1. Offshore Investment Registration Certificate (OIRC)

Any direct offshore investment requires an OIRC issued by the Ministry of Planning and Investment (MPI). In practice, the application process can be lengthy and unpredictable, especially when the investment capital reaches or exceeds VND 20 billion, triggering the need for the State Bank of Vietnam (SBV)’s opinion and potentially In-Principle Approval (IPA) from higher authorities.

2. In-Principle Approval (IPA) Requirements

Certain offshore investment projects must obtain IPA from either the National Assembly or the Prime Minister, depending on their nature and scale:

  • National Assembly approval is required for:
    • Projects with offshore investment capital of VND 20,000 billion or more;
    • Projects involving special mechanisms or policies requiring legislative endorsement.
  • Prime Minister approval is required for:
  • Projects in sensitive sectors (e.g., banking, insurance, securities, media, telecommunications) with capital of VND 400 billion or more;
  • Other projects with offshore investment capital of VND 800 billion or more.

The IPA process involves multiple layers of ministerial review and can significantly delay transaction timelines while introducing regulatory uncertainty.

3. OIRC Amendments Triggered by Share Transfers

Any change in offshore investment capital—including share transfers in the offshore holding company (HoldCo)—requires an amendment to the OIRC. This applies regardless of whether the offshore entity is listed or unlisted. Consequently, post-listing share transactions may still be subject to Vietnamese regulatory oversight, complicating the expected flexibility of offshore equity dealings.

4. Restrictions on Foreign-Invested Enterprises (FIEs)

FIEs (entities with over 50% foreign ownership) face stricter capital sourcing rules. Unlike local enterprises, FIEs must fund offshore investments solely from their equity capital, excluding amounts already allocated for domestic operations. Retained earnings from offshore projects cannot be reinvested directly but must first be repatriated to Vietnam, limiting reinvestment flexibility.

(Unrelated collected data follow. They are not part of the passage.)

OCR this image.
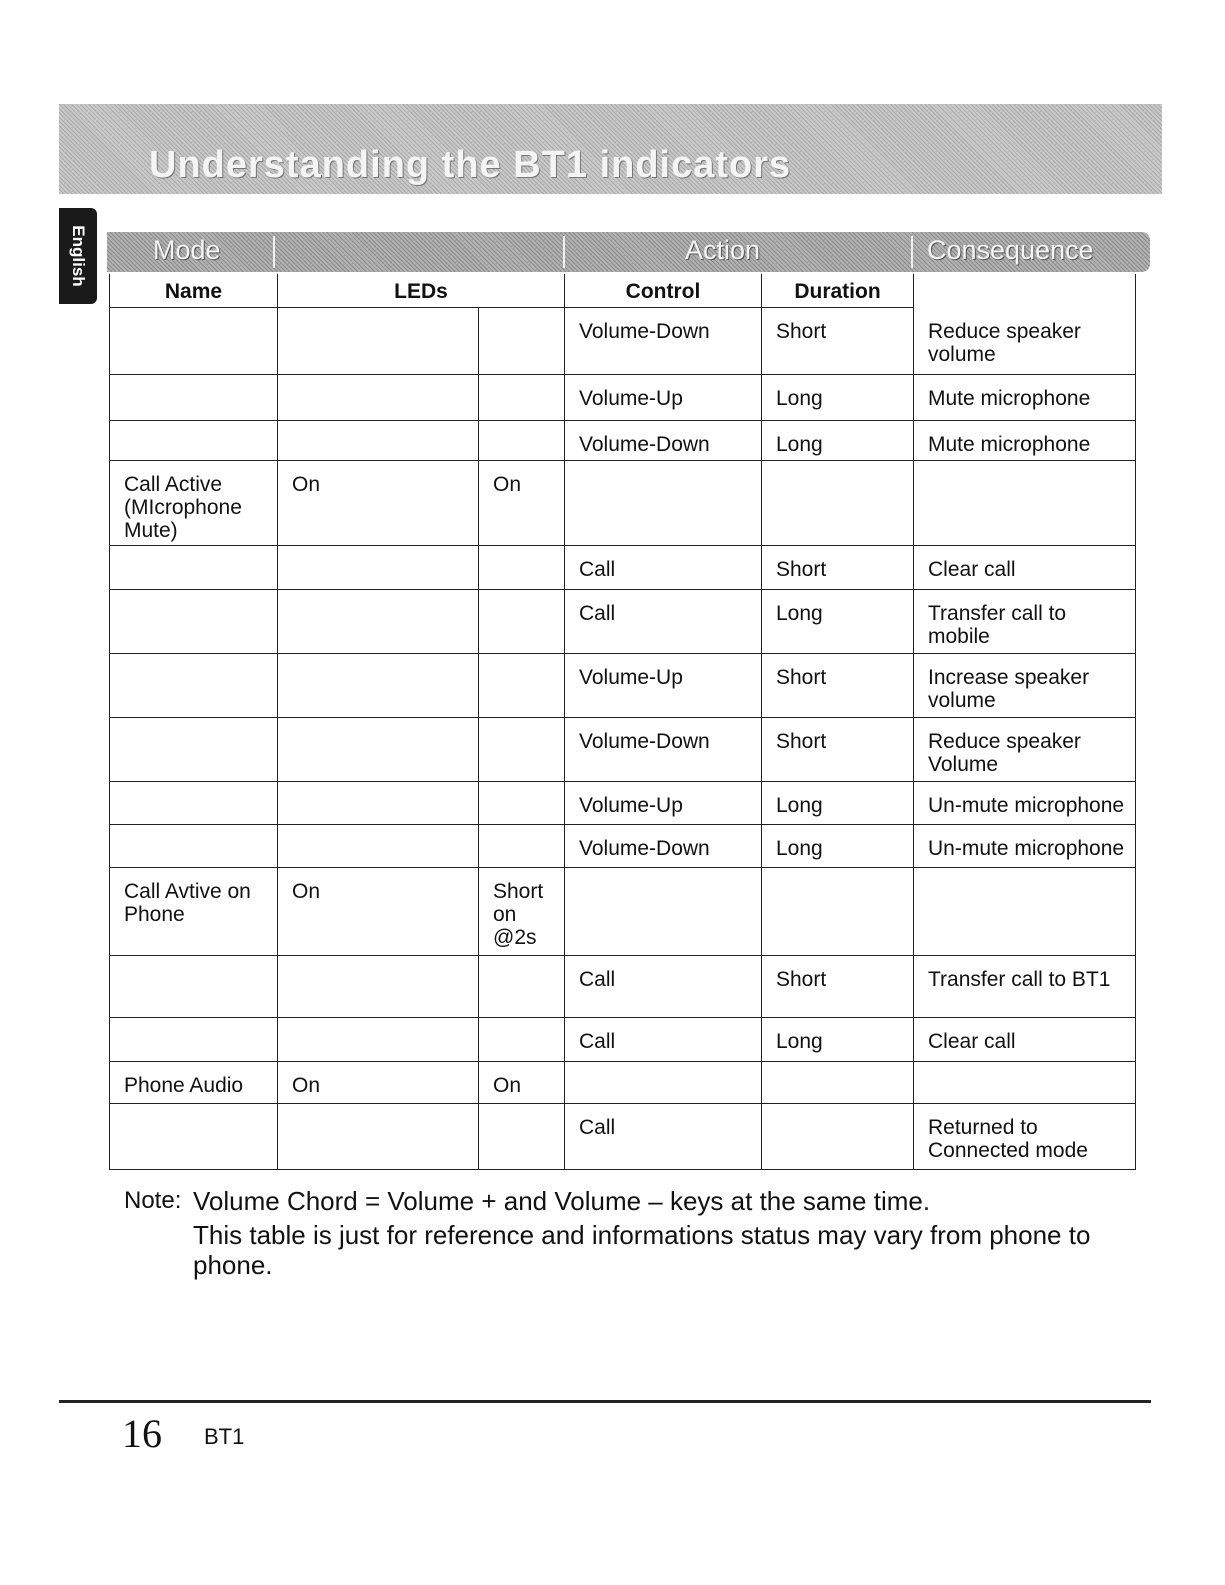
Understanding the BT1 indicators
English Mode	Action	Consequence
Name	LEDs		Control	Duration	
			Volume-Down	Short	Reduce speaker volume
			Volume-Up	Long	Mute microphone
			Volume-Down	Long	Mute microphone
Call Active (MIcrophone Mute)	On	On			
			Call	Short	Clear call
			Call	Long	Transfer call to mobile
			Volume-Up	Short	Increase speaker volume
			Volume-Down	Short	Reduce speaker Volume
			Volume-Up	Long	Un-mute microphone
			Volume-Down	Long	Un-mute microphone
Call Avtive on Phone	On	Short on @2s			
			Call	Short	Transfer call to BT1
			Call	Long	Clear call
Phone Audio	On	On			
			Call		Returned to Connected mode
Note: Volume Chord = Volume + and Volume – keys at the same time.
This table is just for reference and informations status may vary from phone to phone.
16 BT1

5. Share Swaps and Offshore Structuring

Vietnamese investors may use domestic shares, capital contributions, or investment projects to acquire equity in offshore entities. While this principle is generally accepted, using such assets to establish a new offshore company remains legally ambiguous and uncommon. The OIRC process for share swap structures is more complex and may raise additional legal and procedural hurdles.

6. Frequent OIRC Amendment Triggers

Under current regulations, even minor changes—such as project location, reinvestment of retained earnings, or adjustments to investment capital—can trigger the need to amend the OIRC. For projects requiring IPA, this may involve renewed approval from the National Assembly or Prime Minister. For others, MPI approval is required, often with input from SBV and other authorities, adding to the administrative burden.

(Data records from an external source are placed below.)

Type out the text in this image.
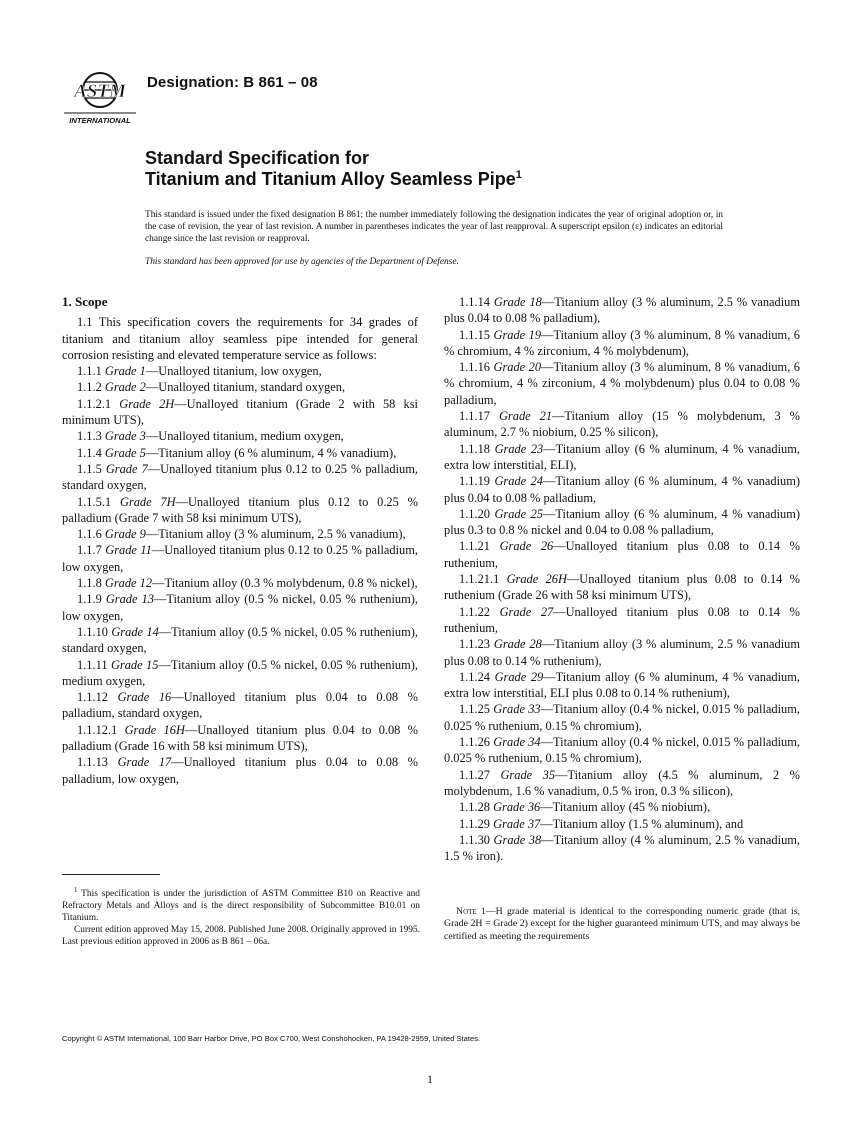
ASTM
INTERNATIONAL
Designation: B 861 – 08
Standard Specification for
Titanium and Titanium Alloy Seamless Pipe$^1$
This standard is issued under the fixed designation B 861; the number immediately following the designation indicates the year of original adoption or, in the case of revision, the year of last revision. A number in parentheses indicates the year of last reapproval. A superscript epsilon (ε) indicates an editorial change since the last revision or reapproval.
This standard has been approved for use by agencies of the Department of Defense.

1. Scope

1.1 This specification covers the requirements for 34 grades of titanium and titanium alloy seamless pipe intended for general corrosion resisting and elevated temperature service as follows:

1.1.1 Grade 1—Unalloyed titanium, low oxygen,

1.1.2 Grade 2—Unalloyed titanium, standard oxygen,

1.1.2.1 Grade 2H—Unalloyed titanium (Grade 2 with 58 ksi minimum UTS),

1.1.3 Grade 3—Unalloyed titanium, medium oxygen,

1.1.4 Grade 5—Titanium alloy (6 % aluminum, 4 % vanadium),

1.1.5 Grade 7—Unalloyed titanium plus 0.12 to 0.25 % palladium, standard oxygen,

1.1.5.1 Grade 7H—Unalloyed titanium plus 0.12 to 0.25 % palladium (Grade 7 with 58 ksi minimum UTS),

1.1.6 Grade 9—Titanium alloy (3 % aluminum, 2.5 % vanadium),

1.1.7 Grade 11—Unalloyed titanium plus 0.12 to 0.25 % palladium, low oxygen,

1.1.8 Grade 12—Titanium alloy (0.3 % molybdenum, 0.8 % nickel),

1.1.9 Grade 13—Titanium alloy (0.5 % nickel, 0.05 % ruthenium), low oxygen,

1.1.10 Grade 14—Titanium alloy (0.5 % nickel, 0.05 % ruthenium), standard oxygen,

1.1.11 Grade 15—Titanium alloy (0.5 % nickel, 0.05 % ruthenium), medium oxygen,

1.1.12 Grade 16—Unalloyed titanium plus 0.04 to 0.08 % palladium, standard oxygen,

1.1.12.1 Grade 16H—Unalloyed titanium plus 0.04 to 0.08 % palladium (Grade 16 with 58 ksi minimum UTS),

1.1.13 Grade 17—Unalloyed titanium plus 0.04 to 0.08 % palladium, low oxygen,

1.1.14 Grade 18—Titanium alloy (3 % aluminum, 2.5 % vanadium plus 0.04 to 0.08 % palladium),

1.1.15 Grade 19—Titanium alloy (3 % aluminum, 8 % vanadium, 6 % chromium, 4 % zirconium, 4 % molybdenum),

1.1.16 Grade 20—Titanium alloy (3 % aluminum, 8 % vanadium, 6 % chromium, 4 % zirconium, 4 % molybdenum) plus 0.04 to 0.08 % palladium,

1.1.17 Grade 21—Titanium alloy (15 % molybdenum, 3 % aluminum, 2.7 % niobium, 0.25 % silicon),

1.1.18 Grade 23—Titanium alloy (6 % aluminum, 4 % vanadium, extra low interstitial, ELI),

1.1.19 Grade 24—Titanium alloy (6 % aluminum, 4 % vanadium) plus 0.04 to 0.08 % palladium,

1.1.20 Grade 25—Titanium alloy (6 % aluminum, 4 % vanadium) plus 0.3 to 0.8 % nickel and 0.04 to 0.08 % palladium,

1.1.21 Grade 26—Unalloyed titanium plus 0.08 to 0.14 % ruthenium,

1.1.21.1 Grade 26H—Unalloyed titanium plus 0.08 to 0.14 % ruthenium (Grade 26 with 58 ksi minimum UTS),

1.1.22 Grade 27—Unalloyed titanium plus 0.08 to 0.14 % ruthenium,

1.1.23 Grade 28—Titanium alloy (3 % aluminum, 2.5 % vanadium plus 0.08 to 0.14 % ruthenium),

1.1.24 Grade 29—Titanium alloy (6 % aluminum, 4 % vanadium, extra low interstitial, ELI plus 0.08 to 0.14 % ruthenium),

1.1.25 Grade 33—Titanium alloy (0.4 % nickel, 0.015 % palladium, 0.025 % ruthenium, 0.15 % chromium),

1.1.26 Grade 34—Titanium alloy (0.4 % nickel, 0.015 % palladium, 0.025 % ruthenium, 0.15 % chromium),

1.1.27 Grade 35—Titanium alloy (4.5 % aluminum, 2 % molybdenum, 1.6 % vanadium, 0.5 % iron, 0.3 % silicon),

1.1.28 Grade 36—Titanium alloy (45 % niobium),

1.1.29 Grade 37—Titanium alloy (1.5 % aluminum), and

1.1.30 Grade 38—Titanium alloy (4 % aluminum, 2.5 % vanadium, 1.5 % iron).

$^1$ This specification is under the jurisdiction of ASTM Committee B10 on Reactive and Refractory Metals and Alloys and is the direct responsibility of Subcommittee B10.01 on Titanium.

Current edition approved May 15, 2008. Published June 2008. Originally approved in 1995. Last previous edition approved in 2006 as B 861 – 06a.

Note 1—H grade material is identical to the corresponding numeric grade (that is, Grade 2H = Grade 2) except for the higher guaranteed minimum UTS, and may always be certified as meeting the requirements
Copyright © ASTM International, 100 Barr Harbor Drive, PO Box C700, West Conshohocken, PA 19428-2959, United States.
1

7. Ongoing Reporting and Compliance Obligations

Investors must comply with extensive post-licensing requirements, including:

  • Reporting to MPI, SBV, MOF, and Vietnam’s overseas representative offices;
  • Submitting reports after receiving foreign investment approval;
  • Quarterly and annual reports;
  • Reports following tax finalization in the host country.

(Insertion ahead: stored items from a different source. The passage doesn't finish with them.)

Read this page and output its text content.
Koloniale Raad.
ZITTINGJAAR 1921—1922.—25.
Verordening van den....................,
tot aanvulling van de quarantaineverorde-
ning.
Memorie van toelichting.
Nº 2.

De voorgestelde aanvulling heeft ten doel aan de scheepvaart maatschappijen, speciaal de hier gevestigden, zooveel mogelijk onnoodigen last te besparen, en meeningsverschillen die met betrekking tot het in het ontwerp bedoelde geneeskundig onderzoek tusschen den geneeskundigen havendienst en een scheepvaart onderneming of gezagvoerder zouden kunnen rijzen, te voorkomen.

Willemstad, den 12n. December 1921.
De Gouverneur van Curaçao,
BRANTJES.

8. Profit Repatriation Requirements

Profits from offshore investments must be repatriated to Vietnam within six months of the host country’s tax finalization report, unless retained for reinvestment. Any delay must be pre-approved by MPI and SBV and must not exceed 18 months. Reinvestment of profits requires either an OIRC amendment or a new OIRC if applied to a new project.

Conclusion

While corporate inversion offers strategic advantages for overseas listing, Vietnamese investors must carefully assess the regulatory landscape. From OIRC procedures and IPA thresholds to capital sourcing and post-investment obligations, each step involves legal complexity and potential delays. Early planning and proactive legal structuring are essential to mitigate risks and ensure compliance.